There's a lot to be said about actually getting the bare bones down on paper!
(no subject)
Date: 2009-05-10 10:39 am (UTC)That sounds a heck of a lot like me, actually. I'm so perfectionistic deep down that if I tried to reach for the stars on my first draft, I'd just end up hopelessly disappointed in myself and come to a completel standstill.
(no subject)
Date: 2009-05-10 06:23 am (UTC)frankly i've never understood the entire first and second draft kinda thing... at least i don't consciously think of them that way. i suppose that for me it's not so important to plot down everything first, but to complete each chapter until satisfaction until everything is written.
like sterling said, don't compare yourself to stephen king; the way you two work are fundamentally different and there's nothing wrong with doing things your own way if that's what works. :)
(no subject)
Date: 2009-05-10 06:48 am (UTC)After that, I'll shove the draft in a drawer/obscure folder in My Documents/etc for at least two weeks and just forget about it, let it sit -- then come back and start paring down scenes, fiddling with dialogue, adding this, taking out that...basically making it sound less like brainvomit and more like a bona-fide story. :) I think I wait because while I'm writing and especially when I've just completed a story, it's my darling and I love it and that impairs my ability to judge it critically -- I'm too emotionally attached after being right in the thick of it. Not the best trait for a writer to have, that...
(no subject)
Date: 2009-05-10 09:33 am (UTC)It's quite a bother fixing them too, because I never know when I'll change my mind and like, I don't know, a sentence that I didn't back then, so I always save the second draft as a double file. Pathetic, I know.
(no subject)
Date: 2009-05-10 10:35 am (UTC)And it's apparently pretty normal to go back and forth between two versions of a sentence if you like them both. I remember I used to have a lot of trouble with mid-flow editting, 'The afternnon sunlight danced on the lake's surface. No, wait, shimmered. Then again, danced does have a certain ring to it...' Besides, as long as you're creating something, I don't think any part of a person's creative idiosyncracies are pathetic. We've all got our habits and quirks and it's what makes writing so interesting as a craft.
(no subject)
Date: 2009-05-10 09:24 pm (UTC)I'm sure this wouldn't work very well at all if I was writing a novel or something, but with what I do write it works just fine - generally the stuff I write doesn't even have chapters, and it tends to vary from things with less than 1,000 words to things with 16,000 (plus prequels and sequels).
(no subject)
Date: 2009-05-12 12:16 am (UTC)(no subject)

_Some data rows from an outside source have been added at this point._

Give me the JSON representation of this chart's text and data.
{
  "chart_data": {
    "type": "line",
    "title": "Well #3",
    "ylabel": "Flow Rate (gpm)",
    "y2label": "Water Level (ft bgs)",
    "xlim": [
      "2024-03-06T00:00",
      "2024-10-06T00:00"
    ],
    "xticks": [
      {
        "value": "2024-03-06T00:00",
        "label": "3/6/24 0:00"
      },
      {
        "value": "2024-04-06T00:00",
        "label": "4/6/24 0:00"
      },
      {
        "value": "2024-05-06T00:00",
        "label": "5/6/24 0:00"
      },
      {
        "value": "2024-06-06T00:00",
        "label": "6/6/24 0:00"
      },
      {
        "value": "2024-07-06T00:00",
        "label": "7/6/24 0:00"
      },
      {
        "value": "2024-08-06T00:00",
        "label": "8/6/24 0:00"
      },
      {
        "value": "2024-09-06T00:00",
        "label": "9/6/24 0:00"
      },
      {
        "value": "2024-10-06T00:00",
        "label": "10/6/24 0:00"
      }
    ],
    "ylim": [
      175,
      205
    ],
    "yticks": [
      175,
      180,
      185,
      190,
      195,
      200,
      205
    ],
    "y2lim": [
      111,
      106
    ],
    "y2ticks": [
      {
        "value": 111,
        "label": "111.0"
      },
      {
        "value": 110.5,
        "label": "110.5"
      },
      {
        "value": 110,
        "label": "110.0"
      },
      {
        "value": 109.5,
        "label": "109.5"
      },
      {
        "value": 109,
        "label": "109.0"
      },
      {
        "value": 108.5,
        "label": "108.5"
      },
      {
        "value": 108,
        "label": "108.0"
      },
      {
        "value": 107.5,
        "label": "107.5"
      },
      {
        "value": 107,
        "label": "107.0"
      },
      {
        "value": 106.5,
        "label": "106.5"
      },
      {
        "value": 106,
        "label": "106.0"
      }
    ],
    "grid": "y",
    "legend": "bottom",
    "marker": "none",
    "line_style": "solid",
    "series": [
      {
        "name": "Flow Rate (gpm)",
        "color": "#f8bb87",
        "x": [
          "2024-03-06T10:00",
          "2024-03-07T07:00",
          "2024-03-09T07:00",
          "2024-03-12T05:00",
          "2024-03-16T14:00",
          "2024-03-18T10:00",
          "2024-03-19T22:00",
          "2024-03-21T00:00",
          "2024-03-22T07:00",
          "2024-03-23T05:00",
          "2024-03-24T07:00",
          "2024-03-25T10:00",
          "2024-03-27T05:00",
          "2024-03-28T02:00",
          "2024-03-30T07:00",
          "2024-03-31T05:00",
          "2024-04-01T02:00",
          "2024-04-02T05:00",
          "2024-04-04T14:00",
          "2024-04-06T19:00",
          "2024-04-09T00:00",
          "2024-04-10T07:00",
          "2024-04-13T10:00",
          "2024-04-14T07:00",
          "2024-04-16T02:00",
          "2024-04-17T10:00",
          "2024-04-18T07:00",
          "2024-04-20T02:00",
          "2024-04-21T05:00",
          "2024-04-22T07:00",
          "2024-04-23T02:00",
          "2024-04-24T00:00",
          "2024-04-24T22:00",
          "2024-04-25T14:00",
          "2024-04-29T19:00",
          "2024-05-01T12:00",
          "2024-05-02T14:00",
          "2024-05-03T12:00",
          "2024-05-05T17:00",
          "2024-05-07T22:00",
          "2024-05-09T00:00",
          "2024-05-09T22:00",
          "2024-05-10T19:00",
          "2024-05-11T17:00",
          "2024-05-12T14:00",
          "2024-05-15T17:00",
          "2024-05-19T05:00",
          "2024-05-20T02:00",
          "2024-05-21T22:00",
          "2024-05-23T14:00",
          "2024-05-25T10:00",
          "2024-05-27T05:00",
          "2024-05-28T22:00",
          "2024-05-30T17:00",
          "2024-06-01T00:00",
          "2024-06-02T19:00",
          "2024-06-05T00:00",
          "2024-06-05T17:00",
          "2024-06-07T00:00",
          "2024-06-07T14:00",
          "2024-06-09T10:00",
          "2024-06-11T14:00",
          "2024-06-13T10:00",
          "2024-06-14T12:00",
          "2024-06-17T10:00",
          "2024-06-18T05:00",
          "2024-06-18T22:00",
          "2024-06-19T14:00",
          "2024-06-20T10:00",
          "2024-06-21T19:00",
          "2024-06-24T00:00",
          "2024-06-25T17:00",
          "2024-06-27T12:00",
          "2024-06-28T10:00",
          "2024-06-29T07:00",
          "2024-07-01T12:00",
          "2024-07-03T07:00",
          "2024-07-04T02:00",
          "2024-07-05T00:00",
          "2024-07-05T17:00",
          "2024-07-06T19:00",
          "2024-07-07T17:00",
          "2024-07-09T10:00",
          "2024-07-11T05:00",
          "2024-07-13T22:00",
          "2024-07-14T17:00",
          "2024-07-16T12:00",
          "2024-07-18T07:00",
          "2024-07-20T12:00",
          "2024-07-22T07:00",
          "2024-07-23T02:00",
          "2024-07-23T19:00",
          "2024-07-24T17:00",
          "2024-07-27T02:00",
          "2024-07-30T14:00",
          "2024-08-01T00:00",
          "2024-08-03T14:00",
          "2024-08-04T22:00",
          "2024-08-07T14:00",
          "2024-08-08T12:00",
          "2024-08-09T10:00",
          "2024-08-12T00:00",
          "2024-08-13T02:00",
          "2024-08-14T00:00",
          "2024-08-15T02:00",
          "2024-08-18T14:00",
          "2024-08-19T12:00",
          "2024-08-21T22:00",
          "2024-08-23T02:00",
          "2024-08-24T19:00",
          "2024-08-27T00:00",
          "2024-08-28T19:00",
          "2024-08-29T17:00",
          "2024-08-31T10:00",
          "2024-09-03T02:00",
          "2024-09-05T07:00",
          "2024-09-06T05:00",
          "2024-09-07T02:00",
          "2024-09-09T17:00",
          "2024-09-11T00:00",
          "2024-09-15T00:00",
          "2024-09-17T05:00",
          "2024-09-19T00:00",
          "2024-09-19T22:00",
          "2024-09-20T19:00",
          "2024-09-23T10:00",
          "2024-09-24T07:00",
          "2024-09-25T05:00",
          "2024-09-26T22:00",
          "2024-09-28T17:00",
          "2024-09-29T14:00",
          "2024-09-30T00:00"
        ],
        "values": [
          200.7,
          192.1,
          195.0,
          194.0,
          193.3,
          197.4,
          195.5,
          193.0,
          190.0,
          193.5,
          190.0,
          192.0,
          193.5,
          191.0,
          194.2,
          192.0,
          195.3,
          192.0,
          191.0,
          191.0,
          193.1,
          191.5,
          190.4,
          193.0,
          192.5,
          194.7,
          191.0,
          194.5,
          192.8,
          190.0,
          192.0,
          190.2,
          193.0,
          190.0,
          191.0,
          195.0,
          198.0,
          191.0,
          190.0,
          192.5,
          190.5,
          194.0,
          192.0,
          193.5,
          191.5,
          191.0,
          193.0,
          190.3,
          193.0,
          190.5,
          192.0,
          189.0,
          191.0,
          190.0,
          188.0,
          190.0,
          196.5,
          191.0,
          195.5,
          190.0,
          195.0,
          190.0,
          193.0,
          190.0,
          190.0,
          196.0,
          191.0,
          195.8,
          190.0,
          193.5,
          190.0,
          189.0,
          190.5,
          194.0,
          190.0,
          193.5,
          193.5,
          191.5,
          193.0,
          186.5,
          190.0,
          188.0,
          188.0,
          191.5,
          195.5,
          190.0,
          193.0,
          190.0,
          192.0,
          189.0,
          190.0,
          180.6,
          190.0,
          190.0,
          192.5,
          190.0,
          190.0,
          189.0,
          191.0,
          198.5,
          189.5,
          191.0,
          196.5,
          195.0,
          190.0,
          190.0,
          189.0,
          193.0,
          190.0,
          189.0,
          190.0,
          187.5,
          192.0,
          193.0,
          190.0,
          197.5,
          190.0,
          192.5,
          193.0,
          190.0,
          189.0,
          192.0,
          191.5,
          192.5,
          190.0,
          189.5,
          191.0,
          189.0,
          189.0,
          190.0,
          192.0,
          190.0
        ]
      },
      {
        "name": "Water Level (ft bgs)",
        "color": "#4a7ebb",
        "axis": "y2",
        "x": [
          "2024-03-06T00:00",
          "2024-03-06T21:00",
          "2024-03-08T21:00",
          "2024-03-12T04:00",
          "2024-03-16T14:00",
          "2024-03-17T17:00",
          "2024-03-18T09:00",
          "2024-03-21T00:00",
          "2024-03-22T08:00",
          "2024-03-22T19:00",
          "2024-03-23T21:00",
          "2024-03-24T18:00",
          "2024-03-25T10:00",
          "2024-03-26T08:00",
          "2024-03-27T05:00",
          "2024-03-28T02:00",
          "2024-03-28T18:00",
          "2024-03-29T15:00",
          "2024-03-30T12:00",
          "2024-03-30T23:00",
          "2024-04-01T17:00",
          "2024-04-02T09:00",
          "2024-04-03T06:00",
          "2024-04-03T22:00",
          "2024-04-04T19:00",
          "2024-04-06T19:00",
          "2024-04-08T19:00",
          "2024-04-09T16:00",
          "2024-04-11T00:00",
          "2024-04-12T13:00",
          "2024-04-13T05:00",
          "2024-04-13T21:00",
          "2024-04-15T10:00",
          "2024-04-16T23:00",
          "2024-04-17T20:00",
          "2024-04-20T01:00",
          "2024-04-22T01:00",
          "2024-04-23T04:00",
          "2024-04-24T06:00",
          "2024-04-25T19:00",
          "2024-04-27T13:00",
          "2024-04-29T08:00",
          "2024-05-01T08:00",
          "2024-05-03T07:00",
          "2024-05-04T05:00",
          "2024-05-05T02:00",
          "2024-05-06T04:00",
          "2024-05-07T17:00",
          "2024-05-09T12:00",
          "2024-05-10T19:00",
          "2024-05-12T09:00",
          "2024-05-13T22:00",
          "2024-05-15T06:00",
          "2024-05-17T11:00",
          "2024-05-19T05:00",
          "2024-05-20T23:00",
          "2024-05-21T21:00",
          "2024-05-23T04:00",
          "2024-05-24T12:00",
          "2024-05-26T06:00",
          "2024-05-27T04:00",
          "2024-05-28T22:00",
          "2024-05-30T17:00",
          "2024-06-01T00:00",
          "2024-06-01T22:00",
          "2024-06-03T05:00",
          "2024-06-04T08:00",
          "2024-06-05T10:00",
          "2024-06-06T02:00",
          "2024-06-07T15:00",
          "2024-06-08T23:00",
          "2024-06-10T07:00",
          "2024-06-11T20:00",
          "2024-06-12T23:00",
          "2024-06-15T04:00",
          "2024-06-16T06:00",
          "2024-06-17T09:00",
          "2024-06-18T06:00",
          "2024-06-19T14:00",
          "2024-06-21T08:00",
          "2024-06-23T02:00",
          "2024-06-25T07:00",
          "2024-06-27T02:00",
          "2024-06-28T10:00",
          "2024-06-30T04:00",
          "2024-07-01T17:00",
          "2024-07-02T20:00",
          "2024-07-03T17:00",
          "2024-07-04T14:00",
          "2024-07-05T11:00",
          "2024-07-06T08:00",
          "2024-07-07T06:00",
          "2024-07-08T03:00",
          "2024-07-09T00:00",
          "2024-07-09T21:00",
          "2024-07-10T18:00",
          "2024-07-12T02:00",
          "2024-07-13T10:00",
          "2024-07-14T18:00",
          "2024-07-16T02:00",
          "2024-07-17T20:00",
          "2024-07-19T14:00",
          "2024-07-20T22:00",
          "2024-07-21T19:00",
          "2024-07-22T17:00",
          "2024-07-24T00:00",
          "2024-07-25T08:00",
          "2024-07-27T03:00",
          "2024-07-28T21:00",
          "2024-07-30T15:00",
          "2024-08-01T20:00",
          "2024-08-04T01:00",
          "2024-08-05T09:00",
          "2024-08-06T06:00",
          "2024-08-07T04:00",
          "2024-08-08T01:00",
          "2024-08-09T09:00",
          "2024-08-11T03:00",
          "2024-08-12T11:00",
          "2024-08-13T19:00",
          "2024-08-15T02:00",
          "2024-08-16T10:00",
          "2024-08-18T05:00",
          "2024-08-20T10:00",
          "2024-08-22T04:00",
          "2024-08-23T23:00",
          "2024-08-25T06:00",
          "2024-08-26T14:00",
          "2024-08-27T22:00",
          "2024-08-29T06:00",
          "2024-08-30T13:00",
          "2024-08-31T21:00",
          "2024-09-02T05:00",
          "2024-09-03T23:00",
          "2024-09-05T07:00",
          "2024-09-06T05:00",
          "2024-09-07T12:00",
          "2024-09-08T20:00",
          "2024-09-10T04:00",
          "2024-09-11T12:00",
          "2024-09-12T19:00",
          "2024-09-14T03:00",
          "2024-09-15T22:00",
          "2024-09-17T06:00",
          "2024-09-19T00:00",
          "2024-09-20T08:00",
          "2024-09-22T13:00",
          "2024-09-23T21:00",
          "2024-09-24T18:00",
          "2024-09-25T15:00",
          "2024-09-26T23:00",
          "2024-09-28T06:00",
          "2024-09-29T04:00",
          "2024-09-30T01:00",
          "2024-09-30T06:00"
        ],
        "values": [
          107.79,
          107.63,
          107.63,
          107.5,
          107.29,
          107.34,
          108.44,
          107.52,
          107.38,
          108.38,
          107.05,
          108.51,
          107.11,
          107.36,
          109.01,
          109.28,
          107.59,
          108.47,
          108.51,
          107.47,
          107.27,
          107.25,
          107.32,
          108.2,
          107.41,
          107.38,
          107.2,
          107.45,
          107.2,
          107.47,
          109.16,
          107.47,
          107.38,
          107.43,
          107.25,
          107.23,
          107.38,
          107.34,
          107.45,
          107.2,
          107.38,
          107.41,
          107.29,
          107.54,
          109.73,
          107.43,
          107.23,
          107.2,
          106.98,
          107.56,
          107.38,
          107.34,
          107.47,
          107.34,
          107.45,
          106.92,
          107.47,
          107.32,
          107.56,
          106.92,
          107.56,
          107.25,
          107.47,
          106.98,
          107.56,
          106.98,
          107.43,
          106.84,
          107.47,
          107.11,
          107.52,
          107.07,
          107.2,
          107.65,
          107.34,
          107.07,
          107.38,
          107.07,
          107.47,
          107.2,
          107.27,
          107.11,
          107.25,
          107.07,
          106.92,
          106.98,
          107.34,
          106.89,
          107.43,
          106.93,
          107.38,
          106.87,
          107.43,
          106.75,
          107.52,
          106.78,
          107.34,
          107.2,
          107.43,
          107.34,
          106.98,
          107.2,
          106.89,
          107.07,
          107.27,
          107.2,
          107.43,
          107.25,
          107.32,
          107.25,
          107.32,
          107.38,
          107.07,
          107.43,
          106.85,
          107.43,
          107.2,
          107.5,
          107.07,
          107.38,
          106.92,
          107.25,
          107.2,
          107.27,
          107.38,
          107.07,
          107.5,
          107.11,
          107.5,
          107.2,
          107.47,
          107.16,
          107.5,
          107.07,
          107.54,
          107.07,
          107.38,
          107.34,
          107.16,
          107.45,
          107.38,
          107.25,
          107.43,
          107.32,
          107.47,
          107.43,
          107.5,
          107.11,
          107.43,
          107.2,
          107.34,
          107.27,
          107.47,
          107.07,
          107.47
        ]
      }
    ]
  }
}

Date: 2009-05-17 04:45 pm (UTC)1. I am never satisfied with my writing and will often delete huge chunks of it when I become frustrated with it. Once I deleted the first 30 pages of my novel because I was dissatisfied with it and used the excuse that I was changing the plot. This is a common practice for me.
2. As for the actual process of writing: I am obsessed with page numbers. I will watch the page numbers in Microsoft word float by, which is good and bad. It's good because I can better pace myself. It's bad because I have to consciously work on my pacing and I become obsessed with it.
3. I am constantly telling everybody I would like to become a novelist (as a profession), but I hate the actual process of writing. What I really love is creating the story - the plot, the characters, and so forth. Writing the actual tale is simply a way of developing them better, which for me is the real reward.
There are probably others but these are just the ones off the top of my head :)
(no subject)
Date: 2009-08-11 11:28 am (UTC)I'm not entirely sure if it would work for me, though, as I tend to still work on, expand and modify motivation and plot while I'm writing the first draft and I sort of need to write it all out to figure it out. My first draft usually end up rather like my second drafts; the second drafts are just "fixed" versions.